How concerned should fans be at this point?

Anyone with plane tickets and hotels in Arizona or Florida for the first day of pitchers and catchers hopefully has travel insurance. But if you have tickets to Opening Day in late March, don't ask for a refund just yet. Time is the greatest friend of these negotiations, even if the sides have wasted the past six weeks of it.

Dec. 20, 2021

Did the two sides meet recently?

Yes. But only on some of the smaller or "noncore economic" issues, which wouldn't necessarily even involve the lead negotiators from both sides, although at least there was communication. These noncore issues -- which might include scheduling, the All-Star Game, drug and domestic violence policies, grievance procedures and special events -- are worth discussing, but the only conversations that will get us closer to ending the shutdown will be on the major economic issues that forced the lockout in the first place.

Are they planning to meet again?

Nothing is scheduled for Christmas week, but that can always change if one side or the other has something to add or change or say about a proposal -- but even then, it would most likely remain on those noncore topics.

How much progress has been made?

Very little so far. January will be a big month in determining when the lockout ends. The core economic issues will be back on the table in the new year, and serious negotiations should take place. It's anyone's guess right now if that will happen on Jan. 2 or Jan. 22, but the sides can't avoid the train coming down the tracks (especially since spring training typically begins in February). To break the deadlock, one or both sides is going to have to give a little on a major issue.

What kind of major issue?

Nothing big -- just the economic systems that have been in place for decades. Sarcasm aside, there are several key hot topics which need resolving, including years to free agency (or the switch to an age-based system), the arbitration system and revenue sharing among clubs. Paraphrasing here -- the players say they're working under antiquated rules, while the league says these are core issues to the way the game has played, which have long since been agreed upon. That's the deadlock.

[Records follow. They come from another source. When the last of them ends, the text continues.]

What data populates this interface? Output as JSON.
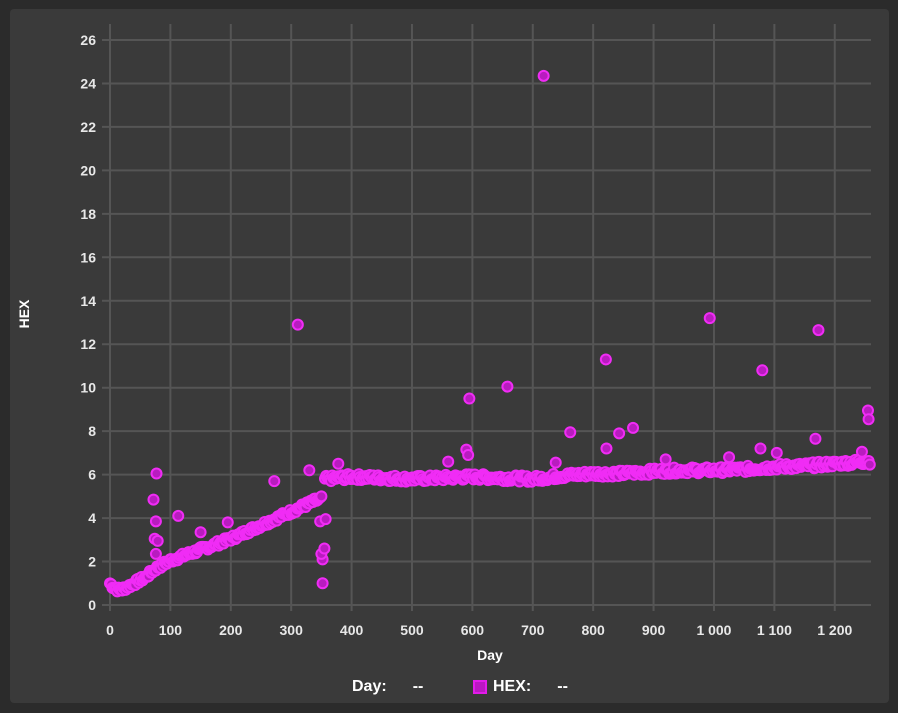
{
  "chart_data": {
    "type": "scatter",
    "xlabel": "Day",
    "ylabel": "HEX",
    "xlim": [
      0,
      1260
    ],
    "ylim": [
      0,
      26
    ],
    "x_ticks": [
      0,
      100,
      200,
      300,
      400,
      500,
      600,
      700,
      800,
      900,
      1000,
      1100,
      1200
    ],
    "x_tick_labels": [
      "0",
      "100",
      "200",
      "300",
      "400",
      "500",
      "600",
      "700",
      "800",
      "900",
      "1 000",
      "1 100",
      "1 200"
    ],
    "y_ticks": [
      0,
      2,
      4,
      6,
      8,
      10,
      12,
      14,
      16,
      18,
      20,
      22,
      24,
      26
    ],
    "grid": true,
    "marker_fill": "#b81cbf",
    "marker_stroke": "#f02cf5",
    "series": [
      {
        "values_trend": [
          [
            0,
            1.0
          ],
          [
            5,
            0.85
          ],
          [
            10,
            0.75
          ],
          [
            15,
            0.7
          ],
          [
            20,
            0.72
          ],
          [
            30,
            0.85
          ],
          [
            40,
            1.0
          ],
          [
            50,
            1.15
          ],
          [
            60,
            1.3
          ],
          [
            70,
            1.55
          ],
          [
            80,
            1.75
          ],
          [
            90,
            1.9
          ],
          [
            100,
            2.05
          ],
          [
            120,
            2.25
          ],
          [
            140,
            2.45
          ],
          [
            160,
            2.65
          ],
          [
            180,
            2.85
          ],
          [
            200,
            3.05
          ],
          [
            220,
            3.3
          ],
          [
            240,
            3.55
          ],
          [
            260,
            3.8
          ],
          [
            280,
            4.05
          ],
          [
            300,
            4.3
          ],
          [
            320,
            4.55
          ],
          [
            340,
            4.8
          ],
          [
            350,
            4.9
          ],
          [
            355,
            5.8
          ],
          [
            380,
            5.85
          ],
          [
            400,
            5.9
          ],
          [
            450,
            5.85
          ],
          [
            500,
            5.8
          ],
          [
            550,
            5.85
          ],
          [
            600,
            5.9
          ],
          [
            650,
            5.85
          ],
          [
            700,
            5.8
          ],
          [
            750,
            5.95
          ],
          [
            800,
            6.05
          ],
          [
            850,
            6.05
          ],
          [
            900,
            6.15
          ],
          [
            950,
            6.2
          ],
          [
            1000,
            6.2
          ],
          [
            1050,
            6.25
          ],
          [
            1100,
            6.35
          ],
          [
            1150,
            6.4
          ],
          [
            1200,
            6.5
          ],
          [
            1250,
            6.6
          ]
        ],
        "outliers": [
          [
            72,
            4.85
          ],
          [
            74,
            3.05
          ],
          [
            76,
            3.85
          ],
          [
            77,
            6.05
          ],
          [
            79,
            2.95
          ],
          [
            76,
            2.35
          ],
          [
            113,
            4.1
          ],
          [
            150,
            3.35
          ],
          [
            195,
            3.8
          ],
          [
            272,
            5.7
          ],
          [
            311,
            12.9
          ],
          [
            330,
            6.2
          ],
          [
            348,
            3.85
          ],
          [
            352,
            2.1
          ],
          [
            350,
            2.35
          ],
          [
            355,
            2.6
          ],
          [
            352,
            1.0
          ],
          [
            357,
            3.95
          ],
          [
            378,
            6.5
          ],
          [
            560,
            6.6
          ],
          [
            590,
            7.15
          ],
          [
            593,
            6.9
          ],
          [
            595,
            9.5
          ],
          [
            658,
            10.05
          ],
          [
            718,
            24.35
          ],
          [
            738,
            6.55
          ],
          [
            762,
            7.95
          ],
          [
            822,
            7.2
          ],
          [
            821,
            11.3
          ],
          [
            843,
            7.9
          ],
          [
            866,
            8.15
          ],
          [
            920,
            6.7
          ],
          [
            993,
            13.2
          ],
          [
            1025,
            6.8
          ],
          [
            1077,
            7.2
          ],
          [
            1080,
            10.8
          ],
          [
            1104,
            7.0
          ],
          [
            1168,
            7.65
          ],
          [
            1173,
            12.65
          ],
          [
            1245,
            7.05
          ],
          [
            1255,
            8.95
          ],
          [
            1256,
            8.55
          ]
        ]
      }
    ]
  },
  "legend": {
    "day_label": "Day:",
    "day_value": "--",
    "hex_label": "HEX:",
    "hex_value": "--"
  }
}
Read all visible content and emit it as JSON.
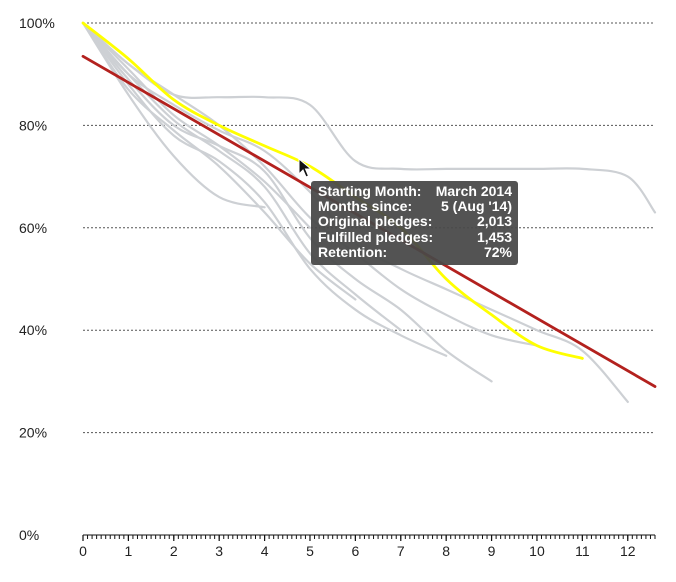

Why can't they compromise?

The union was not at all happy with how the 2016 collective bargaining agreement negotiations turned out -- or, they say, how the game has changed since. So this year, the players need a win. The league believes they've offered them a few in the form of an NBA-style draft lottery and/or the elimination of draft pick compensation for free agents. Obviously, the union doesn't think that's enough.

How concerned should fans be at this point?

Not very, yet -- but we'll know much more in a month.